Les liens historiques et culturels entre Belgrade et Paris sont patents et multiples, d’Hélène d’Anjou à Alphonse de Lamartine, à Victor Hugo ou à l’armée française d’Orient du maréchal Franchet d’Esperey.

Mais, et ce n’est pas là un simple paradoxe apparent, alors que l’opinion publique française est très majoritairement en empathie avec le peuple serbe, de nombreux médias semblent contribuer, sciemment ou inconsciemment, à la dégradation de l’image de Belgrade, feignant d’oublier que l’Etat serbe a fort heureusement su refermer depuis des années la douloureuse parenthèse des années 1990. Les raisons de ce dénigrement ? Paresse intellectuelle ? Lobbies anti-serbes alimentés par certains voisins ? Imprécations de quelques "élites" germanopratines ? Un peu de tout cela sans doute…Une analyse objective de la Serbie d’aujourd’hui permet pourtant de tordre le cou à de nombreux mythes.

L’adhésion de la Serbie à Bruxelles nous semble plus que jamais d’actualité. Le contexte économique y est favorable : un taux de croissance annuel tournant autour des 3% ; un IDH qui place Belgrade à bon niveau mondial ; une population en dessous du seuil de pauvreté sous la barre des 5% ; un PIB individuel de l’ordre de 6 500 dollars. La Serbie est aujourd’hui ouverte aux investissements étrangers et dispose d’atouts loin d’être négligeables : une fiscalité très favorable, une main d’œuvre qualifiée, des subventions spécifiques réservées aux investisseurs…

La lecture de l’agenda relatif à la candidature de Belgrade s’avère éloquente :

  • La Serbie formule officiellement sa candidature le 22 décembre 2009;
  • Le 23 octobre 2011, Bruxelles lui accorde le statut de "candidat à l’entrée";
  • Le 2 mars 2012, ce statut est confirmé par le Conseil de l’Europe;
  • Et Belgrade a entamé les négociations en janvier 2014…Bientôt trois ans…

Quid, alors, des obstacles à l’adhésion ?
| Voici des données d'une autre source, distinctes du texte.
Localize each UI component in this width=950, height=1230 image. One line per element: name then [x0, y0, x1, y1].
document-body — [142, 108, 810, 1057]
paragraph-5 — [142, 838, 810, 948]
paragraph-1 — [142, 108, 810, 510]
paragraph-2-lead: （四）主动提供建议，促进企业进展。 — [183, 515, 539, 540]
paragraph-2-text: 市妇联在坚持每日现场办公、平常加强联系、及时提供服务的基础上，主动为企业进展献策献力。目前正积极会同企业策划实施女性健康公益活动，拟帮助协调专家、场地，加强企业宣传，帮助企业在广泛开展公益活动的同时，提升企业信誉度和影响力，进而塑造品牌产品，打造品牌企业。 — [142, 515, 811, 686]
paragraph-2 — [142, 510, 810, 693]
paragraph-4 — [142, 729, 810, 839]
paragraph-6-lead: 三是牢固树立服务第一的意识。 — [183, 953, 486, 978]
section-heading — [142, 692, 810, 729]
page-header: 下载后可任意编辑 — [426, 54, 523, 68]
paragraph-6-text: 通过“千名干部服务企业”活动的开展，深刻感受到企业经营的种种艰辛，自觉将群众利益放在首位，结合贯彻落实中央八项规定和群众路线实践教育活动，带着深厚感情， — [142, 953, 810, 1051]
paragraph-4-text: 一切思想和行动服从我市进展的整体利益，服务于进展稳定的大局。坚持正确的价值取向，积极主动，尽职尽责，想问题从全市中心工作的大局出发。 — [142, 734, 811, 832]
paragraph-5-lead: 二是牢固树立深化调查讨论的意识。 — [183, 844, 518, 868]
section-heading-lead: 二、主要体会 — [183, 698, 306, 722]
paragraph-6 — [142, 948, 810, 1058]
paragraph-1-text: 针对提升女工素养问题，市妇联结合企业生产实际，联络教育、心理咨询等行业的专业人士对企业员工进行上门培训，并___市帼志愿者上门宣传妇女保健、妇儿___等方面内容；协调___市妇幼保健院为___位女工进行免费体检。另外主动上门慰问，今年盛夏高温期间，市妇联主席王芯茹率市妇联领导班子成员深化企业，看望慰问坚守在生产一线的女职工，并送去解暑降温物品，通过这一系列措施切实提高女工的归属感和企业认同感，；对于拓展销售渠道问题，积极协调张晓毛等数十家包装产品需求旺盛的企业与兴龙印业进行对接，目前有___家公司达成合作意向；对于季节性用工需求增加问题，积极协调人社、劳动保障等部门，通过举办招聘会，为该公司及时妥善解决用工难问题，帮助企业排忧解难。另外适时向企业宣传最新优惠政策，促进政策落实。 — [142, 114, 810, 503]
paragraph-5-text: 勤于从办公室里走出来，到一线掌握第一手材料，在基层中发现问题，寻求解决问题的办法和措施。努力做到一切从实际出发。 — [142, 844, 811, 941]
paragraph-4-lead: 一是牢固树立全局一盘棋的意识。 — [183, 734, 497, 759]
Le Kosovo ? Rappelons que l’ancien président de la Commission européenne déclarait officiellement, et sans avoir été contredit par quiconque, "que la reconnaissance du Kosovo n’était pas une pré-condition à l’adhésion". Et que Bruxelles, en ce domaine, n’a guère eu de position homogène, puisqu’à la date de la candidature d‘adhésion, quatorze Etats membres avaient reconnu sans réserves  l’indépendance du Kosovo, huit ont plus ou moins tergiversé, et cinq ne l’avaient pas reconnu: l’Espagne, Chypre et, ce qui n’est pas neutre, trois pays de la zone, la Grèce, la Roumanie et la Hongrie…

Quant à la question du Tribunal pénal international, qui était, elle, une vraie pré-condition, elle est désormais réglée. Bruxelles avait fait de la résolution de cette question "la seule condition d’obtention de l’adhésion". En 2011, les deux derniers responsables concernés, Mladic et Karadzic, étaient arrêtés. Et Bruxelles a alors souligné "la très bonne coopération de la Serbie vis-à-vis du Tribunal pénal international sur l’ex-Yougoslavie".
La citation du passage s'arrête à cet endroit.